Leistungsschutzrecht: Verlage vs. Google

Leistungsschutzrecht Nach langen Diskussionen der Befürworter und Gegner ist es seit Anfang des Monats in Kraft getreten. Das Leistungsschutzrecht bietet Verlagen nun die Möglichkeit Herr über ihre eigens verfassten Texte zu werden, da Ausschnitte dieser – die sogenannten Snippets – nicht mehr ohne entsprechende Zustimmung im Suchmaschinen-Ranking angezeigt werden dürfen.

Stellt man sich das Google-Ranking vor, so würden die angerissenen Inhalte der gefundenen Website nur noch in Form der Überschrift angezeigt werden. Eine Herausforderung für alle Online-Journalisten, da der Fokus der potentiellen Leser nunmehr der Überschrift des Artikels gilt.

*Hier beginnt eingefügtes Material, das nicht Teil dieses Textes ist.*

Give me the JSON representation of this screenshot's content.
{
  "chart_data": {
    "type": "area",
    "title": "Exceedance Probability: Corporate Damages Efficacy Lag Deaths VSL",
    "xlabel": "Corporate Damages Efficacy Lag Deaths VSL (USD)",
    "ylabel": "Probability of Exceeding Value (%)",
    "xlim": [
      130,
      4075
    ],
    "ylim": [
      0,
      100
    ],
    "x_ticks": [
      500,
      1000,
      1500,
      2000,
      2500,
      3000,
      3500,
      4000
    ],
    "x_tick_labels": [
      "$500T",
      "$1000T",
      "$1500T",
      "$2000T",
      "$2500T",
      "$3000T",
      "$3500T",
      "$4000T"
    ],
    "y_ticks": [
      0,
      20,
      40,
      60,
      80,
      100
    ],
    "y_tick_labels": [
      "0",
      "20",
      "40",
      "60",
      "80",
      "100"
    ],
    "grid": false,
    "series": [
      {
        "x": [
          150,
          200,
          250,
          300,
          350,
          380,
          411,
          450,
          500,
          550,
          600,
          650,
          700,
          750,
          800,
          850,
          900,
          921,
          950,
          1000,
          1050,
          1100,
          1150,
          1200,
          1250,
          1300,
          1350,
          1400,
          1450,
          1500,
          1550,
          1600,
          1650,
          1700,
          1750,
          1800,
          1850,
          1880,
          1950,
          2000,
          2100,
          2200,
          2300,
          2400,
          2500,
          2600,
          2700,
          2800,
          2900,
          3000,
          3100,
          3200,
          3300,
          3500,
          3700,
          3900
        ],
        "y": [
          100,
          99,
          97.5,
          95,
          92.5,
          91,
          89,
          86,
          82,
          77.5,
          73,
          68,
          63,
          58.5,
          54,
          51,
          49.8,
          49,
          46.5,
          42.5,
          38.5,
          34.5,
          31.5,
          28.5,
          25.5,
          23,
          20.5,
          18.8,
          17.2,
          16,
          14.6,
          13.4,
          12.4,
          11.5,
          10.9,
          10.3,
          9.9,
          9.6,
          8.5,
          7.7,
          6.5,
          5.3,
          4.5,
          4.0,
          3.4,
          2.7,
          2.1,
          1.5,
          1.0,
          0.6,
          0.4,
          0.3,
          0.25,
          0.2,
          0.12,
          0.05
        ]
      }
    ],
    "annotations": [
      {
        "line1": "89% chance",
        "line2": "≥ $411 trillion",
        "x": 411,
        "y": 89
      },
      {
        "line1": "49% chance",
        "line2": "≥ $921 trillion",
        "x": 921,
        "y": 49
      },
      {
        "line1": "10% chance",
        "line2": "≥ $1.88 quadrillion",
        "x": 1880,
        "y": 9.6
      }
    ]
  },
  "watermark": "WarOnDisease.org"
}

Trotz jahrelanger kostenloser Dienstleistung der Suchmaschinen und Dienste wie Google News, hoffen die Verlage auf monetäre Gegenleistung, damit die Snippets veröffentlicht werden dürfen. Doch befinden die Verlagshäuser sich in einer Zwickmühle: Soll ihre Online-Präsenz oder einzelne Artikel der Website im Suchmaschinen-Ranking oder in den Google News angezeigt werden, so können sie das Leistungsschutzrecht nicht in Anspruch nehmen.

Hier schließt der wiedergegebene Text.